Once the drivers are installed, check the Device Manager to make sure that the display adapter is properly detected:

 

Once the drivers are installed, open the Display Properties window. In the settings screen, you should see something like this:

You'll see that a second display is shown. Click on the grayed out display marked as "2". The window will change slightly to look like this:

You can then change the desktop resolution and color depth. Once you've done that, click your mouse on the "Extend my Windows desktop onto this monitor" to enable it. Remember that the resolution, color depth and refresh rates of each monitor adapter combination don't have to be the same. The window should look something like this now:

Click on OK and your second monitor should activate itself as an extension of the first:


You'll find that you can change the relative geometries of the two monitors by moving their respective boxes around in the Settings window.

What if things don't work?

If you can't get your second monitor to work at all, there are a couple of steps that you can take. In some systems, you need to change a BIOS system to allow the PCI display adapter to initialize first, instead of the AGP adapter. You should be sure that both of your display adapters are supported by the version of Windows that you are using.

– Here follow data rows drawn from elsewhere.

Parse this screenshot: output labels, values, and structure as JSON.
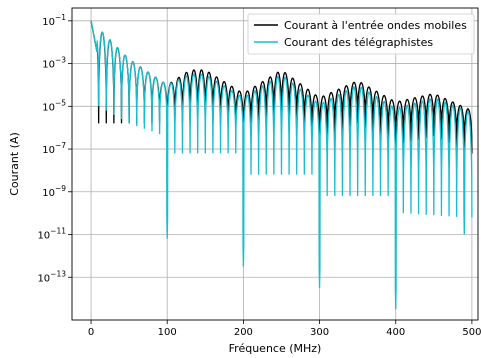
{
  "chart_data": {
    "type": "line",
    "title": "",
    "xlabel": "Fréquence (MHz)",
    "ylabel": "Courant (A)",
    "xlim": [
      -25,
      508
    ],
    "ylim_log10": [
      -15.0,
      -0.4
    ],
    "yscale": "log",
    "grid": true,
    "legend_position": "top-right",
    "x_ticks": [
      0,
      100,
      200,
      300,
      400,
      500
    ],
    "x_tick_labels": [
      "0",
      "100",
      "200",
      "300",
      "400",
      "500"
    ],
    "y_ticks_log10": [
      -1,
      -3,
      -5,
      -7,
      -9,
      -11,
      -13
    ],
    "y_tick_labels": [
      {
        "base": "10",
        "exp": "−1"
      },
      {
        "base": "10",
        "exp": "−3"
      },
      {
        "base": "10",
        "exp": "−5"
      },
      {
        "base": "10",
        "exp": "−7"
      },
      {
        "base": "10",
        "exp": "−9"
      },
      {
        "base": "10",
        "exp": "−11"
      },
      {
        "base": "10",
        "exp": "−13"
      }
    ],
    "series": [
      {
        "name": "Courant à l'entrée ondes mobiles",
        "color": "#000000",
        "frequency_range_mhz": [
          0,
          500
        ],
        "peak_log10_at": [
          [
            0,
            -1.0
          ],
          [
            50,
            -2.8
          ],
          [
            100,
            -4.0
          ],
          [
            130,
            -3.3
          ],
          [
            150,
            -3.3
          ],
          [
            200,
            -4.4
          ],
          [
            250,
            -3.3
          ],
          [
            300,
            -4.6
          ],
          [
            350,
            -3.8
          ],
          [
            400,
            -4.8
          ],
          [
            450,
            -4.4
          ],
          [
            500,
            -5.2
          ]
        ],
        "notch_spacing_mhz": 10,
        "notch_depth_log10": -5.8
      },
      {
        "name": "Courant des télégraphistes",
        "color": "#17becf",
        "frequency_range_mhz": [
          0,
          500
        ],
        "peak_log10_at": [
          [
            0,
            -1.0
          ],
          [
            50,
            -2.8
          ],
          [
            100,
            -4.0
          ],
          [
            130,
            -3.5
          ],
          [
            150,
            -3.5
          ],
          [
            200,
            -4.6
          ],
          [
            250,
            -3.5
          ],
          [
            300,
            -4.9
          ],
          [
            350,
            -4.0
          ],
          [
            400,
            -5.1
          ],
          [
            450,
            -4.6
          ],
          [
            500,
            -5.3
          ]
        ],
        "notch_spacing_mhz": 10,
        "notch_floor_log10_at": [
          [
            10,
            -5.0
          ],
          [
            50,
            -5.8
          ],
          [
            90,
            -6.3
          ],
          [
            110,
            -7.2
          ],
          [
            190,
            -7.2
          ],
          [
            210,
            -8.2
          ],
          [
            290,
            -8.2
          ],
          [
            310,
            -9.2
          ],
          [
            390,
            -9.2
          ],
          [
            410,
            -10.0
          ],
          [
            490,
            -10.2
          ]
        ],
        "deep_notches": [
          {
            "freq": 100,
            "log10": -11.2
          },
          {
            "freq": 200,
            "log10": -12.5
          },
          {
            "freq": 300,
            "log10": -13.5
          },
          {
            "freq": 400,
            "log10": -14.5
          },
          {
            "freq": 490,
            "log10": -11.0
          }
        ]
      }
    ]
  }
}
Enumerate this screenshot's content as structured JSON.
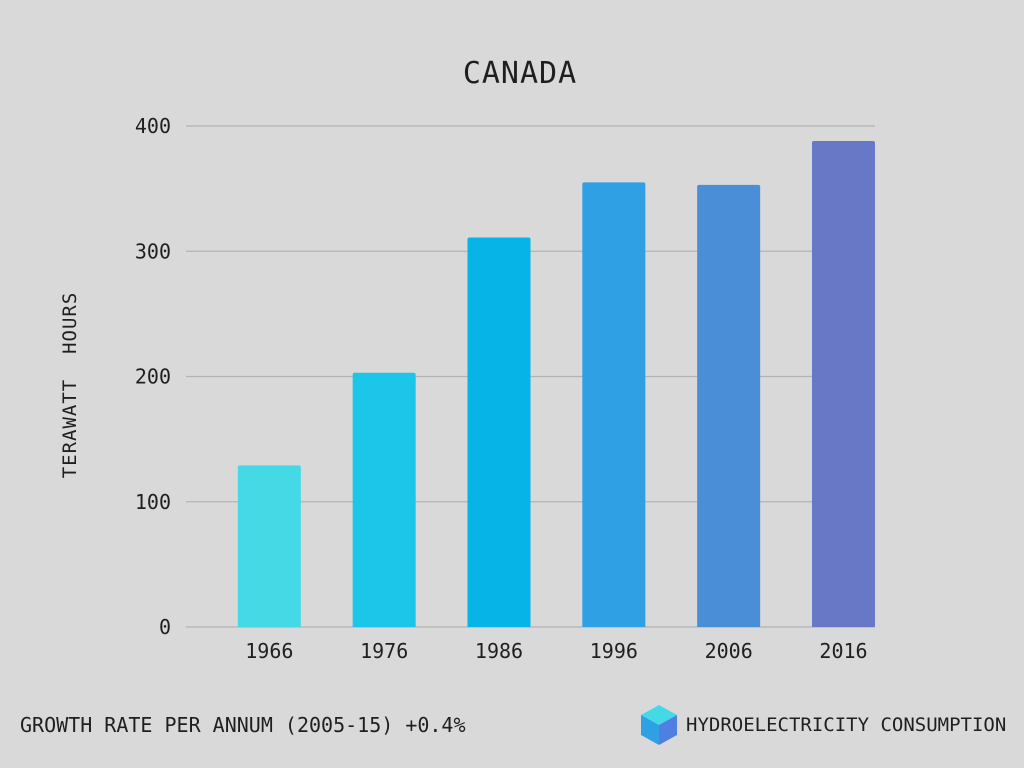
{
  "chart_data": {
    "type": "bar",
    "title": "CANADA",
    "ylabel": "TERAWATT  HOURS",
    "xlabel": "",
    "categories": [
      "1966",
      "1976",
      "1986",
      "1996",
      "2006",
      "2016"
    ],
    "values": [
      129,
      203,
      311,
      355,
      353,
      388
    ],
    "colors": [
      "#45d9e6",
      "#1bc6e8",
      "#06b4e7",
      "#2ea0e3",
      "#4b8ed8",
      "#6878c6"
    ],
    "ylim": [
      0,
      400
    ],
    "yticks": [
      0,
      100,
      200,
      300,
      400
    ],
    "grid": true,
    "grid_color": "#b3b3b3"
  },
  "footer": {
    "growth_text": "GROWTH RATE PER ANNUM (2005-15) +0.4%",
    "legend_text": "HYDROELECTRICITY CONSUMPTION",
    "legend_icon": "cube-icon"
  }
}
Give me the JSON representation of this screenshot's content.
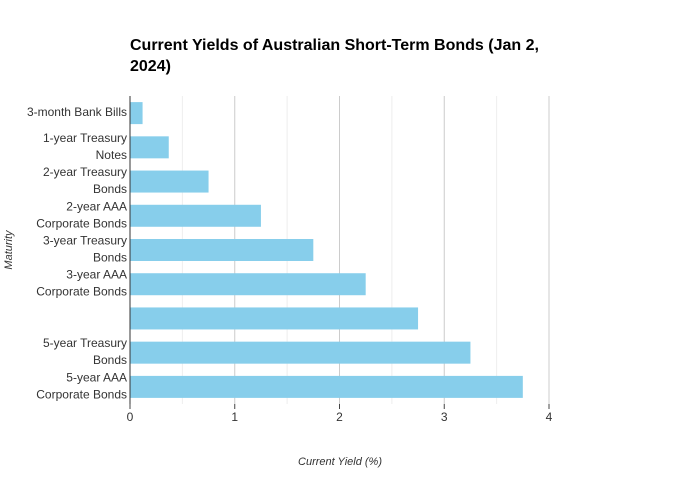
{
  "chart_data": {
    "type": "bar",
    "orientation": "horizontal",
    "title": "Current Yields of Australian Short-Term Bonds (Jan 2, 2024)",
    "x_label": "Current Yield (%)",
    "y_label": "Maturity",
    "categories": [
      "3-month Bank Bills",
      "1-year Treasury Notes",
      "2-year Treasury Bonds",
      "2-year AAA Corporate Bonds",
      "3-year Treasury Bonds",
      "3-year AAA Corporate Bonds",
      null,
      "5-year Treasury Bonds",
      "5-year AAA Corporate Bonds"
    ],
    "values": [
      0.12,
      0.37,
      0.75,
      1.25,
      1.75,
      2.25,
      2.75,
      3.25,
      3.75
    ],
    "color": "#87ceeb",
    "xlim": [
      0,
      4
    ],
    "xticks": [
      0,
      1,
      2,
      3,
      4
    ],
    "minor_xgrid": [
      0.5,
      1.5,
      2.5,
      3.5
    ],
    "grid": true
  }
}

Also, be sure that the display parameters (resolution, color depth, etc.) are within your monitor's limits. Windows allows you to select different display parameters for each monitor, so even though one might have lower performance than another, you'll still be able to use it.

Windows 2000 driver support for older PCI cards may be a little iffy. Many popular cards do have drivers, but just about as many don't. Also, remember that your computer has only one AGP slot, so you can only use one AGP card. The rest have to be PCI or ISA.

And speaking of ISA video cards, I'd really recommend against using one. You'll find that your video resolution and color depth are very minimal and you may create more problems with IRQ sharing than you want to get into. Also, of course, many newer motherboards don't have ISA slots.

If you have a motherboard with one of Intel's i815 chipsets, you may have onboard AGP video. While it might be tempting to use the built in video and get a separate PCI card for the second display, please let me talk you out of it. Almost any AGP card that you buy, even the cheapest one, will outperform the video from these chipsets. If the onboard video is your main video source, put your money into a new video card before you consider adding a second monitor.

Dual monitor setups are a great way to expand your desktop without buying a monstrously expensive large monitor and, in most cases, it's very easy to do. A little preparation before you do the job should result in a whole lot of fun at the end.